Autonomous virtual agents have been employed in different areas, spanning applications from education and training to gaming and e-commerce. In particular, agents of human-like appearance, or virtual human agents, have been greatly improved over the years with the advancement of technologies in machine learning, natural language processing and computer graphics. This dissertation addresses topics related to the design and training of virtual human agents for collaborative tasks.

On the design front, this thesis presents user studies investigating the effect of agent gender and feedback strategies on instructional object manipulation tasks. The obtained findings show that, although agent gender has no significant effect on user preference or performance, users find female agents to be more attractive. Comparing suggestive feedback and correctness feedback strategies, it is found that correctness feedback is preferred by the users and leads to a 65% shorter task completion time.

On the training front, the focus is on collaborative tasks controlled by Deep Reinforcement Learning (DRL). Three important challenges are addressed: sequential multi-phase tasks, collaborative learning of motor tasks in a physics-based environment, and addressing realism and robustness. First, to train agents for collaborative multi-phase tasks the Constrained Multi-agent Soft Actor Critic (C-MSAC) approach is proposed. It is shown that this approach achieves better mean episode reward, generalizability and robustness to disturbance when compared with an unconstrained multi-agent learning baseline. Second, the original inverse kinematics approach is replaced with physics-based control which leads to more natural movements and improves robustness against variations to physical parameters of the environment.

Finally, the Constrained Robust Soft Actor Critic (C-RSAC) approach is proposed to train a single robust agent using the policies obtained from C-MSAC for initialization. C-RSAC uses noise augmentation in the action space of one of the agents to improve robustness of the collaborating agent. It is shown that C-RSAC leads to an improved mean episode reward compared to C-MSAC when collaborating with a noisy agent.

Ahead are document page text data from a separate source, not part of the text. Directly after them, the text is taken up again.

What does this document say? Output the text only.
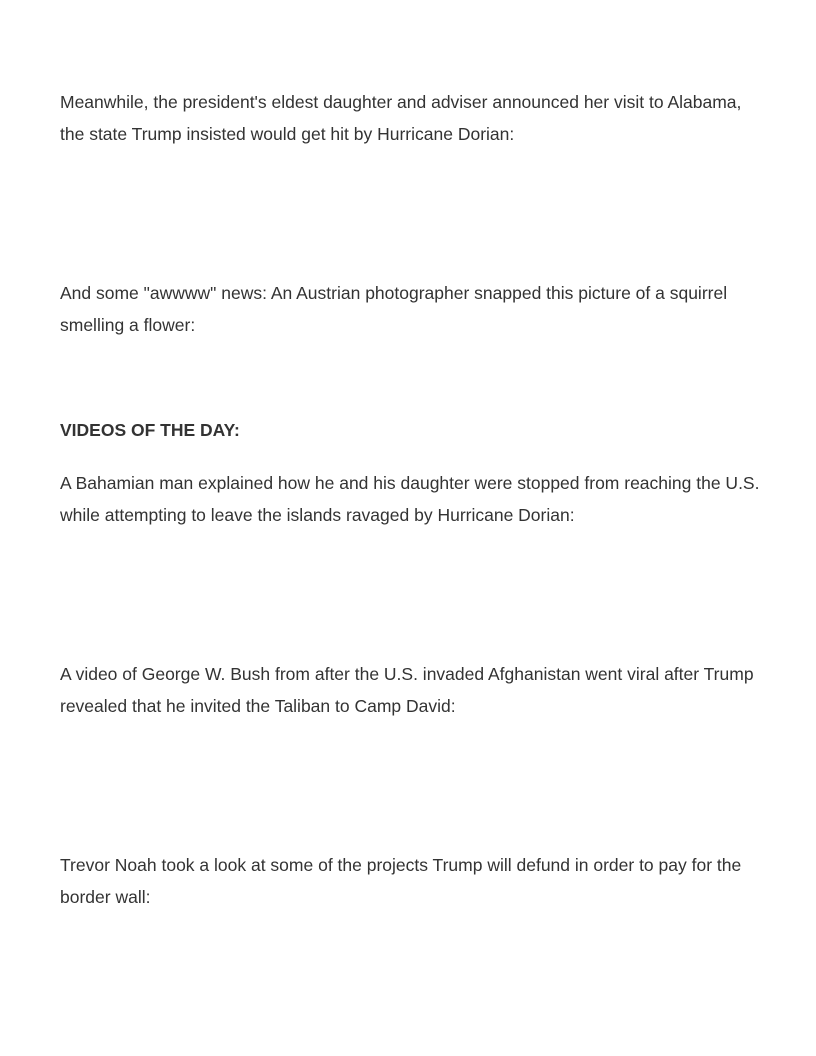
Meanwhile, the president's eldest daughter and adviser announced her visit to Alabama, the state Trump insisted would get hit by Hurricane Dorian:

And some "awwww" news: An Austrian photographer snapped this picture of a squirrel smelling a flower:

VIDEOS OF THE DAY:

A Bahamian man explained how he and his daughter were stopped from reaching the U.S. while attempting to leave the islands ravaged by Hurricane Dorian:

A video of George W. Bush from after the U.S. invaded Afghanistan went viral after Trump revealed that he invited the Taliban to Camp David:

Trevor Noah took a look at some of the projects Trump will defund in order to pay for the border wall:
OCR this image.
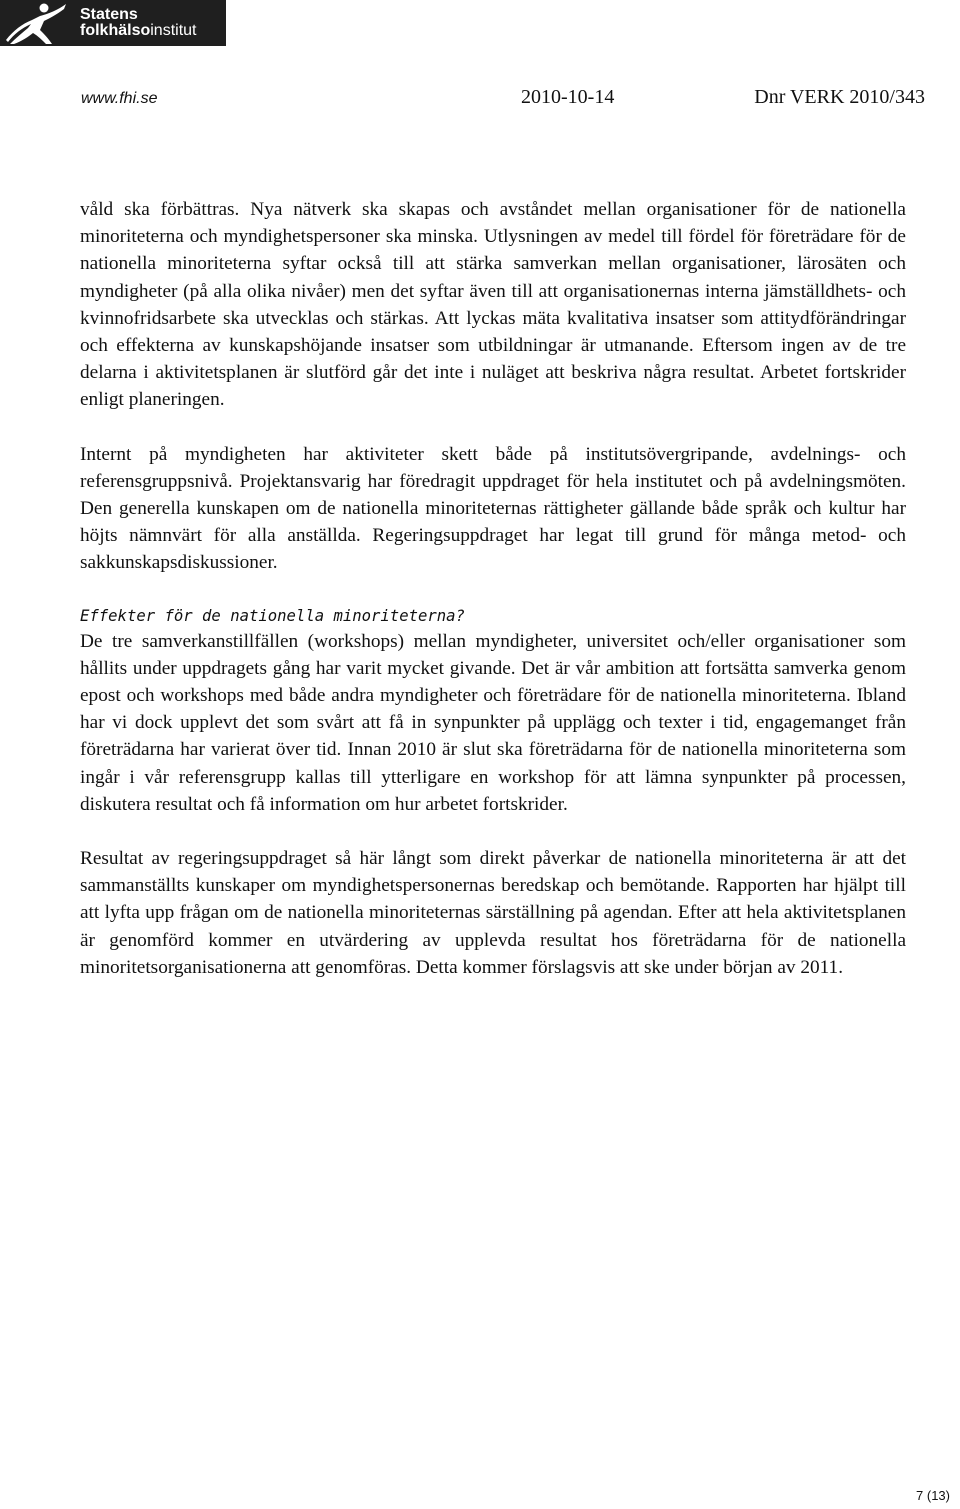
Statens
folkhälsoinstitut
www.fhi.se	2010-10-14	Dnr VERK 2010/343

våld ska förbättras. Nya nätverk ska skapas och avståndet mellan organisationer för de nationella minoriteterna och myndighetspersoner ska minska. Utlysningen av medel till fördel för företrädare för de nationella minoriteterna syftar också till att stärka samverkan mellan organisationer, lärosäten och myndigheter (på alla olika nivåer) men det syftar även till att organisationernas interna jämställdhets- och kvinnofridsarbete ska utvecklas och stärkas. Att lyckas mäta kvalitativa insatser som attitydförändringar och effekterna av kunskapshöjande insatser som utbildningar är utmanande. Eftersom ingen av de tre delarna i aktivitetsplanen är slutförd går det inte i nuläget att beskriva några resultat. Arbetet fortskrider enligt planeringen.

Internt på myndigheten har aktiviteter skett både på institutsövergripande, avdelnings- och referensgruppsnivå. Projektansvarig har föredragit uppdraget för hela institutet och på avdelningsmöten. Den generella kunskapen om de nationella minoriteternas rättigheter gällande både språk och kultur har höjts nämnvärt för alla anställda. Regeringsuppdraget har legat till grund för många metod- och sakkunskapsdiskussioner.

Effekter för de nationella minoriteterna?

De tre samverkanstillfällen (workshops) mellan myndigheter, universitet och/eller organisationer som hållits under uppdragets gång har varit mycket givande. Det är vår ambition att fortsätta samverka genom epost och workshops med både andra myndigheter och företrädare för de nationella minoriteterna. Ibland har vi dock upplevt det som svårt att få in synpunkter på upplägg och texter i tid, engagemanget från företrädarna har varierat över tid. Innan 2010 är slut ska företrädarna för de nationella minoriteterna som ingår i vår referensgrupp kallas till ytterligare en workshop för att lämna synpunkter på processen, diskutera resultat och få information om hur arbetet fortskrider.

Resultat av regeringsuppdraget så här långt som direkt påverkar de nationella minoriteterna är att det sammanställts kunskaper om myndighetspersonernas beredskap och bemötande. Rapporten har hjälpt till att lyfta upp frågan om de nationella minoriteternas särställning på agendan. Efter att hela aktivitetsplanen är genomförd kommer en utvärdering av upplevda resultat hos företrädarna för de nationella minoritetsorganisationerna att genomföras. Detta kommer förslagsvis att ske under början av 2011.

7 (13)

In summary, this thesis investigates several important aspects related to autonomous collaborative virtual human agents such as gender, appearance, feedback strategies, collaborative training, physics-based animation and robustness. The proposed C-MSAC approach for multi-phase multi-agent training and C-RSAC approach for multi-phase single agent robust training represent new contributions to the emerging area of autonomous virtual trainers. Overall the contributions from this thesis inform the design and modeling of collaborative virtual human agents, furthering the goal of enabling these agents to assist humans on various applications of virtual trainers.